Dead Lizard 2020

We’re all cooped up together, isolated.

The COVID-19 quarantine is long enough underway that people are becoming more crazy, backlashing against safety, demanding that the economy “restart.” People are wasting time in grandiose gestures of  futility, in tiny mundane surrenders. The microbes are among us.

I’m spending time in the yard, a luxury of being able to take phone calls while pulling weeds, kicking at tufts of rotted leaves left from the autumn. I envision the yard in an “optimal” state, like the meticulously manicured gardens we saw in Japan. I envision it in another “optimal” state, overrun with verdant tendrils and complete luxurious chaos.

The neighborhood kids run in a pack, mostly three houses worth, with assorted cameos from visitors — fewer of those in the pandemic. I enjoy hearing them laugh while I pick at my tiny square of property, remembering what it was like to be that age. I like watching their pecking order and their reckless abandon and squealing. A few of them helped me learn how to fly my drone once. They’re nice kids.

They also do the same dumb shit I used to do when I was that age — a little reckless with BB guns, probably a secret stash of fireworks somewhere, experiments with nature.

The other day, I saw that one had hopped the chain link fence and was walking around in our back yard. I went out to investigate this heinous trespassing, and discovered that he had captured a tiny bird in the kind of small animal trap designed for catching feral cats (or possums or ferrets or whatever else you might be hunting, I guess).

He said he had been able to scoop up the bird because it had an injured wing, and I wished him well with whatever he planned to do with it. Kids and their parents can figure out what to do with an injured bird without the neighbor offering advice. And what do I know about bird wings? The last thing I wanted to do was to suggest a veterinarian and have the parents overrule that merciful suggestion because of quarantine or money.

The next day, I saw the kids and asked after the bird, and they said that they let it go. It hadn’t been all that injured anyway. We both shrugged. Nature. Whadda’ ya’ gonna’ do?

A day after that, I saw a small, similar looking bird become startled by my appearance in the back yard and attempt to take flight. It smacked into the side of the garden shed. Dazed by this miscalculation, it then did make a second effort and landing on a tree branch. I wondered if it was the same bird, slowly recovering from whatever allowed the kids to catch it.

Today, I saw two other similar looking birds, both grounded, both struggling to fly, and the story I’ve now told myself is that our backyard is home to some baby birds that are, in the immoral words of Tom Petty, learning to fly.

It was in this bucolic mindset that I looked across the fence and saw the neighborhood kids drowning lizards.

Before I elaborate, allow me a brief disquisition on our neighborhood lizards.

We think they are Carolina Anoles (anolis carolinensis), often called confused with chameleons because they do seem to change color. They are a beloved sign of spring, and we notice them when they are small and translucent (you can see their organs inside them) and we honor their dinosaur ancestors when we see them fully grown, usually basking in the sun, slowly inflating a bright red fan of skin under their chins. They are wonders of nature — windows into the past, and mosquito-eating friends of our neighborhood ecosystem.

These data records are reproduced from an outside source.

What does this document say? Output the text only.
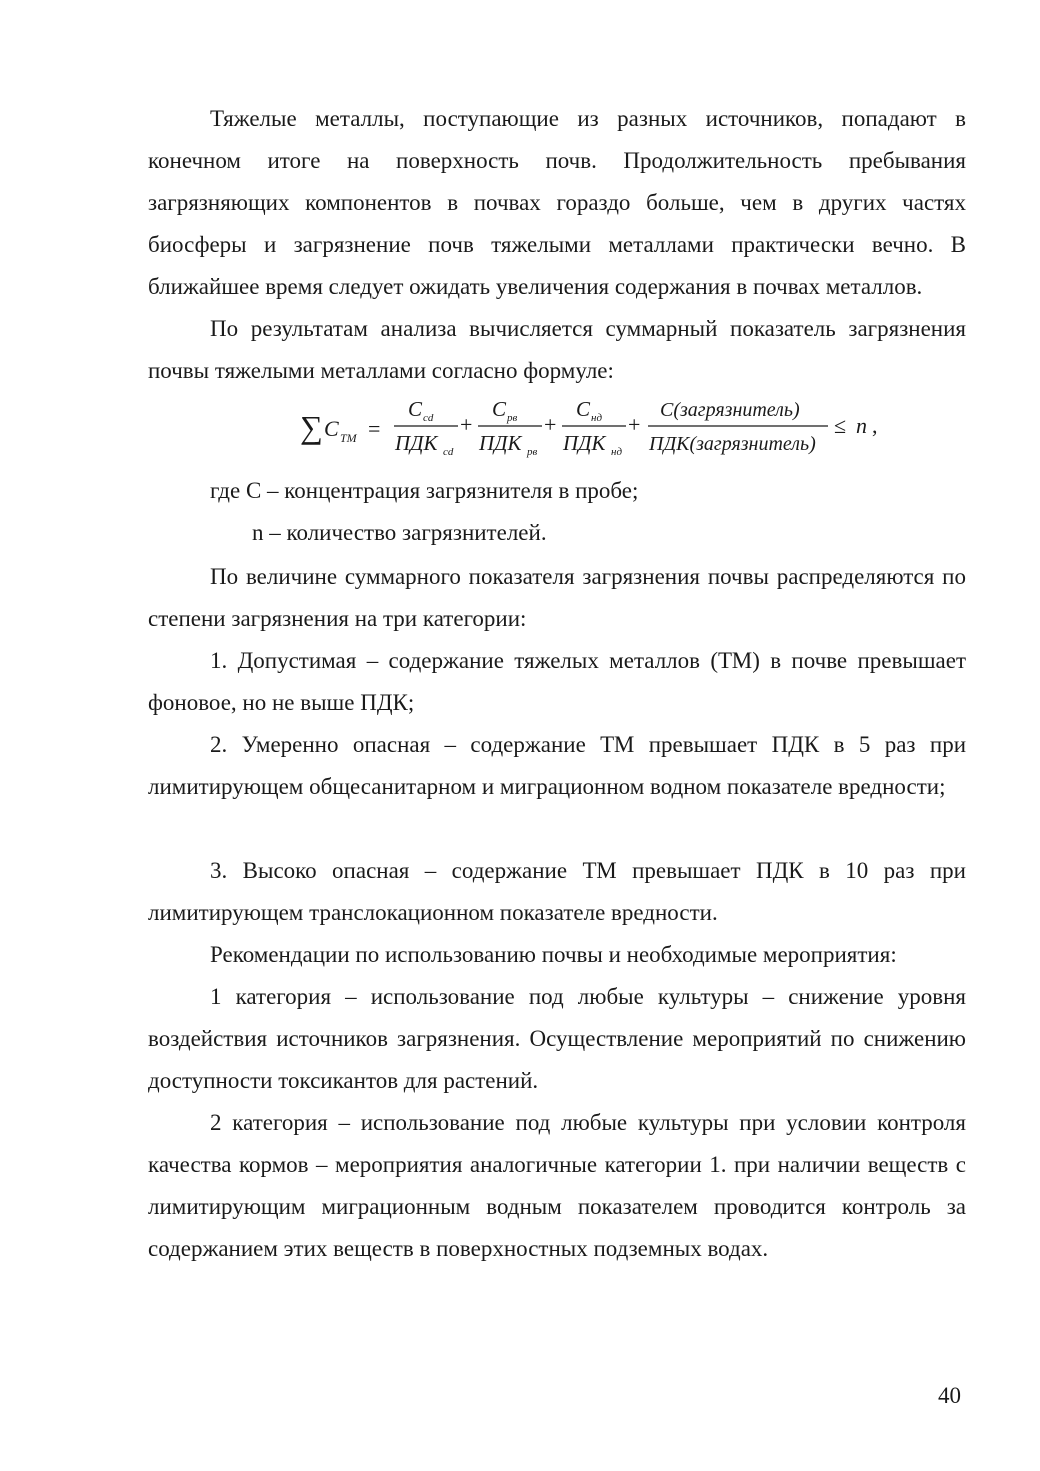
Тяжелые металлы, поступающие из разных источников, попадают в конечном итоге на поверхность почв. Продолжительность пребывания загрязняющих компонентов в почвах гораздо больше, чем в других частях биосферы и загрязнение почв тяжелыми металлами практически вечно. В ближайшее время следует ожидать увеличения содержания в почвах металлов.

По результатам анализа вычисляется суммарный показатель загрязнения почвы тяжелыми металлами согласно формуле:

∑ C ТМ =
C cd
ПДК cd
+
C рв
ПДК рв
+
C нд
ПДК нд
+
C(загрязнитель)
ПДК(загрязнитель)
≤ n ,

где С – концентрация загрязнителя в пробе;

n – количество загрязнителей.

По величине суммарного показателя загрязнения почвы распределяются по степени загрязнения на три категории:

1. Допустимая – содержание тяжелых металлов (ТМ) в почве превышает фоновое, но не выше ПДК;

2. Умеренно опасная – содержание ТМ превышает ПДК в 5 раз при лимитирующем общесанитарном и миграционном водном показателе вредности;

3. Высоко опасная – содержание ТМ превышает ПДК в 10 раз при лимитирующем транслокационном показателе вредности.

Рекомендации по использованию почвы и необходимые мероприятия:

1 категория – использование под любые культуры – снижение уровня воздействия источников загрязнения. Осуществление мероприятий по снижению доступности токсикантов для растений.

2 категория – использование под любые культуры при условии контроля качества кормов – мероприятия аналогичные категории 1. при наличии веществ с лимитирующим миграционным водным показателем проводится контроль за содержанием этих веществ в поверхностных подземных водах.

40
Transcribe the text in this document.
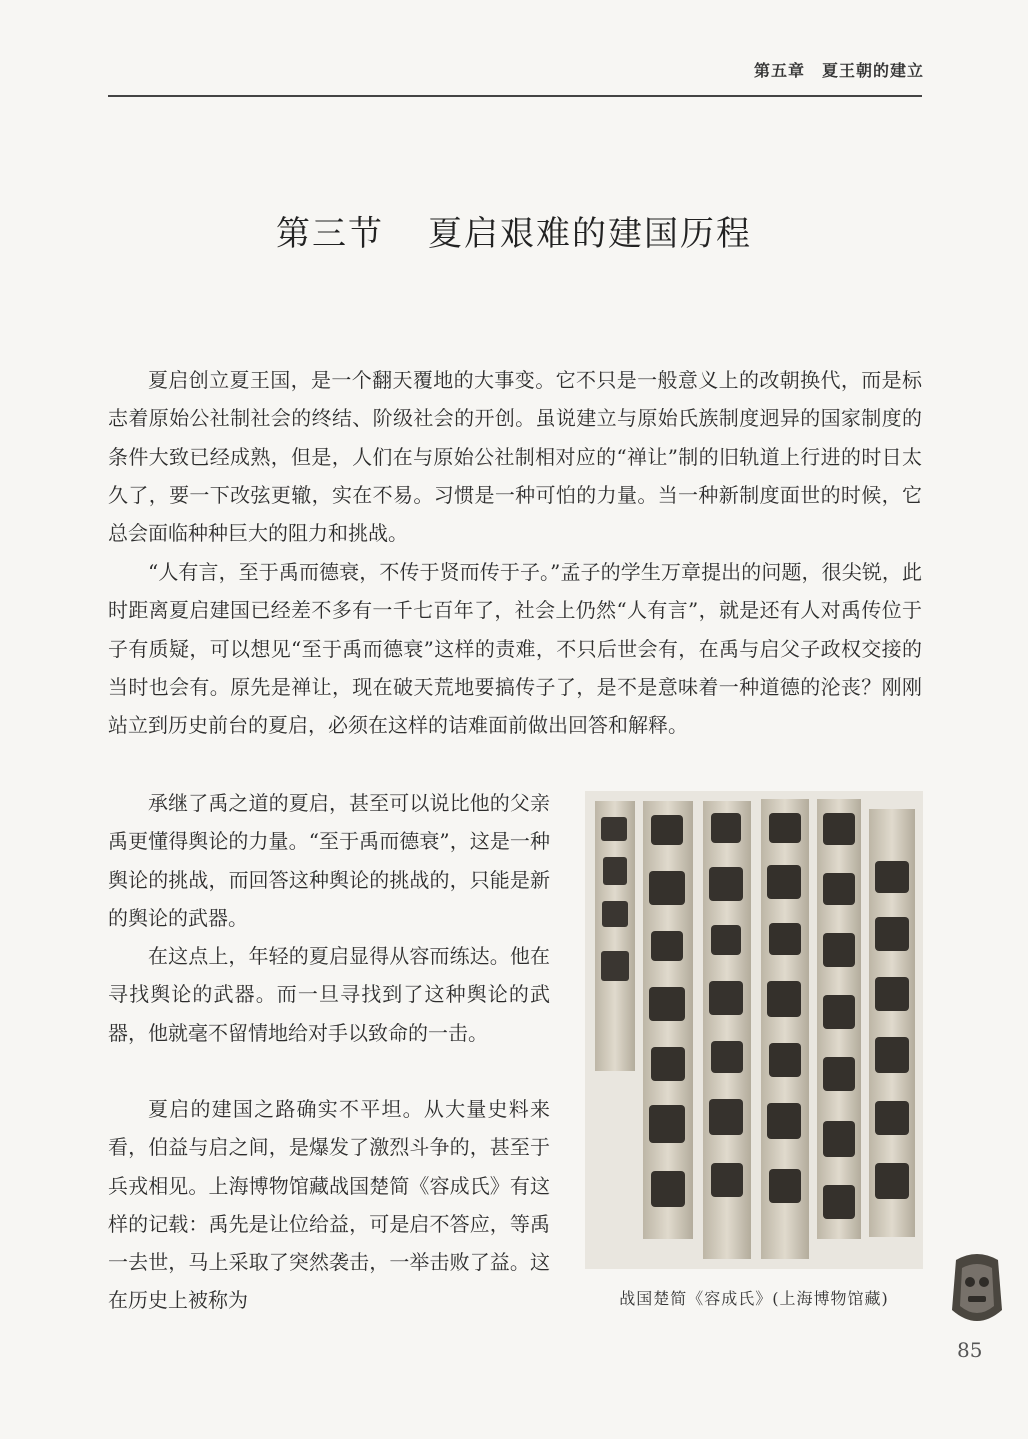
第五章　夏王朝的建立
第三节 夏启艰难的建国历程

夏启创立夏王国，是一个翻天覆地的大事变。它不只是一般意义上的改朝换代，而是标志着原始公社制社会的终结、阶级社会的开创。虽说建立与原始氏族制度迥异的国家制度的条件大致已经成熟，但是，人们在与原始公社制相对应的“禅让”制的旧轨道上行进的时日太久了，要一下改弦更辙，实在不易。习惯是一种可怕的力量。当一种新制度面世的时候，它总会面临种种巨大的阻力和挑战。

“人有言，至于禹而德衰，不传于贤而传于子。”孟子的学生万章提出的问题，很尖锐，此时距离夏启建国已经差不多有一千七百年了，社会上仍然“人有言”，就是还有人对禹传位于子有质疑，可以想见“至于禹而德衰”这样的责难，不只后世会有，在禹与启父子政权交接的当时也会有。原先是禅让，现在破天荒地要搞传子了，是不是意味着一种道德的沦丧？刚刚站立到历史前台的夏启，必须在这样的诘难面前做出回答和解释。

承继了禹之道的夏启，甚至可以说比他的父亲禹更懂得舆论的力量。“至于禹而德衰”，这是一种舆论的挑战，而回答这种舆论的挑战的，只能是新的舆论的武器。

在这点上，年轻的夏启显得从容而练达。他在寻找舆论的武器。而一旦寻找到了这种舆论的武器，他就毫不留情地给对手以致命的一击。

夏启的建国之路确实不平坦。从大量史料来看，伯益与启之间，是爆发了激烈斗争的，甚至于兵戎相见。上海博物馆藏战国楚简《容成氏》有这样的记载：禹先是让位给益，可是启不答应，等禹一去世，马上采取了突然袭击，一举击败了益。这在历史上被称为	战国楚简《容成氏》(上海博物馆藏)
85
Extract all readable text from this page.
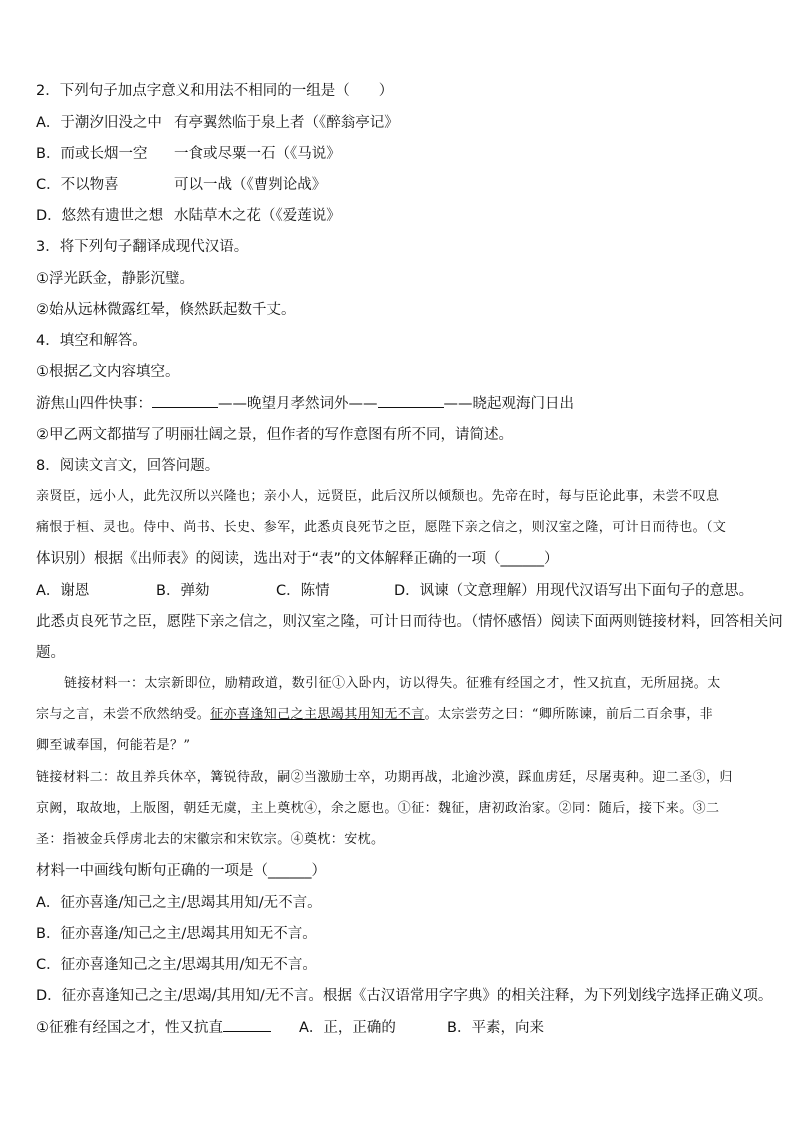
2．下列句子加点字意义和用法不相同的一组是（　　）
A．于潮汐旧没之中 有亭翼然临于泉上者（《醉翁亭记》
B．而或长烟一空 一食或尽粟一石（《马说》
C．不以物喜	可以一战（《曹刿论战》
D．悠然有遗世之想 水陆草木之花（《爱莲说》
3．将下列句子翻译成现代汉语。
①浮光跃金，静影沉璧。
②始从远林微露红晕，倏然跃起数千丈。
4．填空和解答。
①根据乙文内容填空。
游焦山四件快事：	——晚望月孝然词外——	——晓起观海门日出
②甲乙两文都描写了明丽壮阔之景，但作者的写作意图有所不同，请简述。
8．阅读文言文，回答问题。
亲贤臣，远小人，此先汉所以兴隆也；亲小人，远贤臣，此后汉所以倾颓也。先帝在时，每与臣论此事，未尝不叹息
痛恨于桓、灵也。侍中、尚书、长史、参军，此悉贞良死节之臣，愿陛下亲之信之，则汉室之隆，可计日而待也。（文
体识别）根据《出师表》的阅读，选出对于“表”的文体解释正确的一项（______）
A．谢恩	B．弹劾	C．陈情	D．讽谏（文意理解）用现代汉语写出下面句子的意思。
此悉贞良死节之臣，愿陛下亲之信之，则汉室之隆，可计日而待也。（情怀感悟）阅读下面两则链接材料，回答相关问
题。
链接材料一：太宗新即位，励精政道，数引征①入卧内，访以得失。征雅有经国之才，性又抗直，无所屈挠。太
宗与之言，未尝不欣然纳受。征亦喜逢知己之主思竭其用知无不言。太宗尝劳之曰：“卿所陈谏，前后二百余事，非
卿至诚奉国，何能若是？”
链接材料二：故且养兵休卒，篝锐待敌，嗣②当激励士卒，功期再战，北逾沙漠，踩血虏廷，尽屠夷种。迎二圣③，归
京阙，取故地，上版图，朝廷无虞，主上奠枕④，余之愿也。①征：魏征，唐初政治家。②同：随后，接下来。③二
圣：指被金兵俘虏北去的宋徽宗和宋钦宗。④奠枕：安枕。
材料一中画线句断句正确的一项是（______）
A．征亦喜逢/知己之主/思竭其用知/无不言。
B．征亦喜逢/知己之主/思竭其用知无不言。
C．征亦喜逢知己之主/思竭其用/知无不言。
D．征亦喜逢知己之主/思竭/其用知/无不言。根据《古汉语常用字字典》的相关注释，为下列划线字选择正确义项。
①征雅有经国之才，性又抗直	A．正，正确的	B．平素，向来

That said, I was recently in the back yard putting around with my various decomposing piles and doing a bit of digging. I overheard the neighborhood kids doing their usual squealing and one of them kept saying, “Oh, the humanity!” And while I was wondering about what form of media content brought them in contact with some twice-removed cultural reference to the Hindenberg tragedy, and whether these children would ever learn about that actual historic event, I overheard one talk about killing something. So I wandered a bit closer to the fenceline.

Three or four children were staring into some kind of plastic container, while the one on the swing explained that death was the penalty for trying to escape. I then realized that they had captured a lizard and were trying to drown it in some kind of weird ritual of childhood experimentation and boundary-setting.

It was partly amazing to witness something so intimate, since my childhood memories of killing a lizard by throwing it in a fire ant bed remain vivid proof of my own potential for blurring curiosity into cruelty. But it was also amazing to see the extent to which the child on the swing had become the lizard’s judge, pronouncing the capital sentence, while the other children were slated to carry out the deed.

As she yelled at them to “hurry up and kill it” and urged them not to “let it get away,” I could see that some of the kids were uncomfortable with being instructed to kill the living creature that was no doubt scrambling to get out of the water. And in that moment, all of the social baggage of our American capital punishment system came crashing into the sunlight spring day — the way that we subjugate the world around us, the way we solidify our pecking order through obedience and obliteration, the way we absorb these lessons about our capacities to kill or heal from our earliest unsupervised adventures.